EL
GRITO II: CAMILA
Confesión de la acusada Doña
Camila Barbosa, realizada en el Hospital de Caridad, a los dieciséis días del
mes de mayo del año mil ochocientos once.
V.
E. del Tribunal, Jacinto estaba desesperado. Galopó durante horas para
avisarnos que Cecilio agonizaba y que en cualquier momento llegaba a Capilla
Nueva. Desde que llegó asumimos que no quedaban esperanzas; lo llevamos a un
rancho abandonado por su dueño, un sarraceno realista, en el centro del
poblado. Tomasa hizo lo imposible para salvarlo, recurrió a medicinas
tradicionales de su tierra de origen, a medicinas indígenas y hasta a fetiches;
Jacinto rezaba en la Iglesia, a la que desde hacía mucho tiempo no concurría,
pidiendo por su vida, luego se sentaba al costado de Cecilio y le hablaba
intensamente. Recordaba la infancia de ambos, las historias compartidas, sus
vidas pasadas: estaba claro que se le hacía insoportable la idea de ya no poder
contar con él, el único que lo había acompañado desde siempre. Solamente
Cecilio conocía en profundidad su historia personal, solamente él había
conocido a sus padres. Yo estaba entre los que rodeaban a José Artigas, cuando
sentí el grito desesperado de Carmela y junto con Tomasa, Jacinto y
la Gringa corrimos hasta donde estaba. Era más que un grito, la
desesperación no le cabía en el alma, era un estertor de la naturaleza, el
lenguaje de la muerte, el estentóreo balbuceo de la nada. Enterramos a Cecilio
en el cementerio del pueblo y Jacinto y Carmela colocaron la cruz. Partía el
alma ver a sus dos hijos, de la mano, que aparentemente no entendían lo que
estaba ocurriendo, pero que era de una magnitud que los marcaría para siempre,
cualesquiera fueran sus opciones de vida. Luego de que el cura concluyó de
orar, marchamos. Pero, repentinamente, Jacinto estalló en un llanto
incontenible, que lo ahogaba. Y sin que nadie lo pudiera atajar montó su
caballo y arrancó rumbo al Río, aullaba que Elío y Michelena lo iban a pagar.
Corrí tras él pero no lo pude contener, lo encontré en la Calera Real, vencido,
por lo visto había galopado hasta agotarse. Estos son algunos de los males
físicos y morales que nos ha causado el infamante imperio que V. S.

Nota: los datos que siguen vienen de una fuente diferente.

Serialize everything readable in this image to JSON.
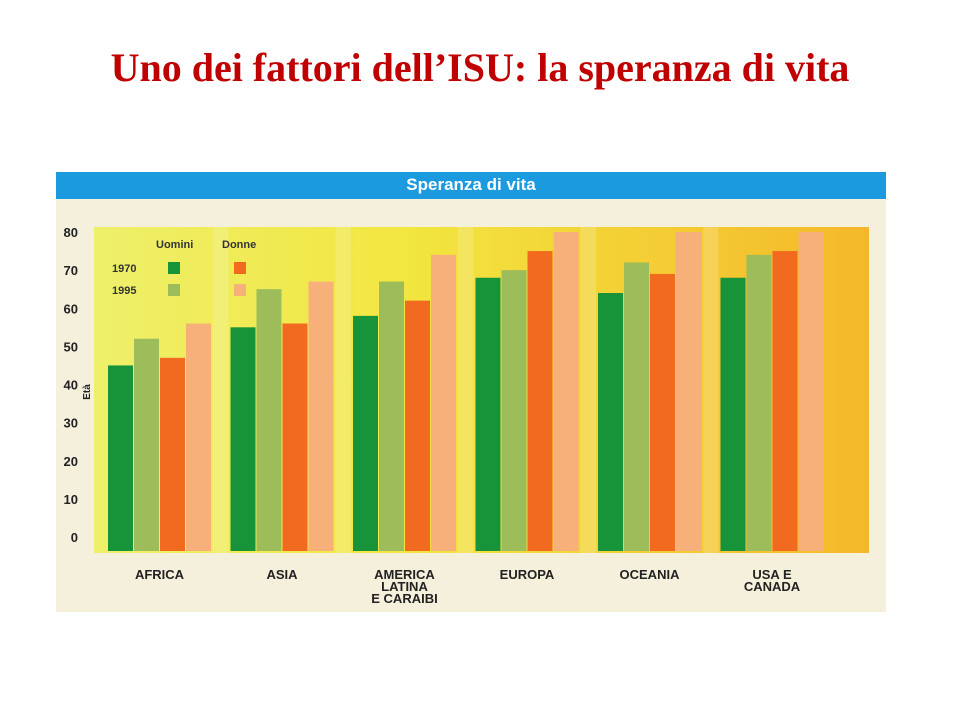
{
  "slide": {
    "title": "Uno dei fattori dell’ISU: la speranza di vita"
  },
  "colors": {
    "title": "#c00000",
    "header": "#1c9ae0",
    "men_1970": "#17943a",
    "men_1995": "#9dbc5a",
    "women_1970": "#f26a1f",
    "women_1995": "#f7b07a",
    "plot_bg_left": "#eef06a",
    "plot_bg_right": "#f5b82a"
  },
  "chart_data": {
    "type": "bar",
    "title": "Speranza di vita",
    "xlabel": "",
    "ylabel": "Età",
    "ylim": [
      0,
      80
    ],
    "yticks": [
      0,
      10,
      20,
      30,
      40,
      50,
      60,
      70,
      80
    ],
    "categories": [
      [
        "AFRICA"
      ],
      [
        "ASIA"
      ],
      [
        "AMERICA",
        "LATINA",
        "E CARAIBI"
      ],
      [
        "EUROPA"
      ],
      [
        "OCEANIA"
      ],
      [
        "USA E",
        "CANADA"
      ]
    ],
    "legend": {
      "group_labels": [
        "Uomini",
        "Donne"
      ],
      "year_labels": [
        "1970",
        "1995"
      ],
      "placement": "top-left"
    },
    "series": [
      {
        "name": "Uomini 1970",
        "color": "#17943a",
        "values": [
          45,
          55,
          58,
          68,
          64,
          68
        ]
      },
      {
        "name": "Uomini 1995",
        "color": "#9dbc5a",
        "values": [
          52,
          65,
          67,
          70,
          72,
          74
        ]
      },
      {
        "name": "Donne 1970",
        "color": "#f26a1f",
        "values": [
          47,
          56,
          62,
          75,
          69,
          75
        ]
      },
      {
        "name": "Donne 1995",
        "color": "#f7b07a",
        "values": [
          56,
          67,
          74,
          80,
          80,
          80
        ]
      }
    ],
    "grid": false
  }
}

representan. Por todo esto, cuando habléis de los que participamos de la
admirable alarma que conmovió a Mercedes, no nos tratéis como si hubiéramos
sido una partida de salteadores. Allí estuvimos todos los criollos, en Capilla
Nueva se hizo presente el pueblo oriental. Aquel fue nuestro grito de libertad
e ilusión. Fue el grito de hombres como Cecilio y Jacinto. Del Alférez Correa y
de Pedro, el bailarín, del ansioso y alocado Enrique Reyes, de Sebastián
Cornejo, del siempre rebelde Basilio Cabral y por supuesto del aguerrido de
Bicudo; del Comisionado Félix Rodríguez, del contradictorio Venancio Benavidez
y del indiscreto Martín Brocal, del impenetrable Ramón Fernández y de los
siempre solidarios Tomás Rodríguez y Lorenzo Gutiérrez, por supuesto que de
Pedro Cortinas y Mariano Vega y de los soldados del pañuelo blanco. Y como ya
he señalado, de Jacinto y Cecilio, pero también, de las familias, como la de
los Arriola, con Rosa y Felipa a la cabeza, de Carmela, de Tomasa, de Juana y
de la mujer de Bicudo. Fue un día memorable, que quedará grabado para la
eternidad. Sobre todo lo demás no es necesario que testifique, Sr. Fiscal. Yo
recorría los claros de las asperezas de Mahoma, -con aquel mar de piedra, cada
tanto tocado por el musgo, las orquídeas y la carqueja, estaba identificada en
ese instante mi alma-, cuando fui detenida por una partida española. Y por eso
ahora estoy declarando ante Vosotros. Mucho ha de ser vuestro temor ya que
habéis venido a interrogarme hasta el Hospital de Caridad, a tan poco del
parto. Afuera está lloviendo y hace frío, pero no es eso lo que os
preocupa. Intuyo que mi gente está cerca, pronta a venir a rescatarme. Algo me
dice que este niño que hoy engruesa mis entrañas, crecerá libre de ustedes. Y
que su grito primero, su grito augural, de despertar y de vida, resonará como
un estertor del largo lamento colonial. Será un grito de desobediencia y pleno
de esperanza, como el de los rebeldes de Asencio, impetuoso como el viento y
enhiesto y firme, como un monte de tacuaras.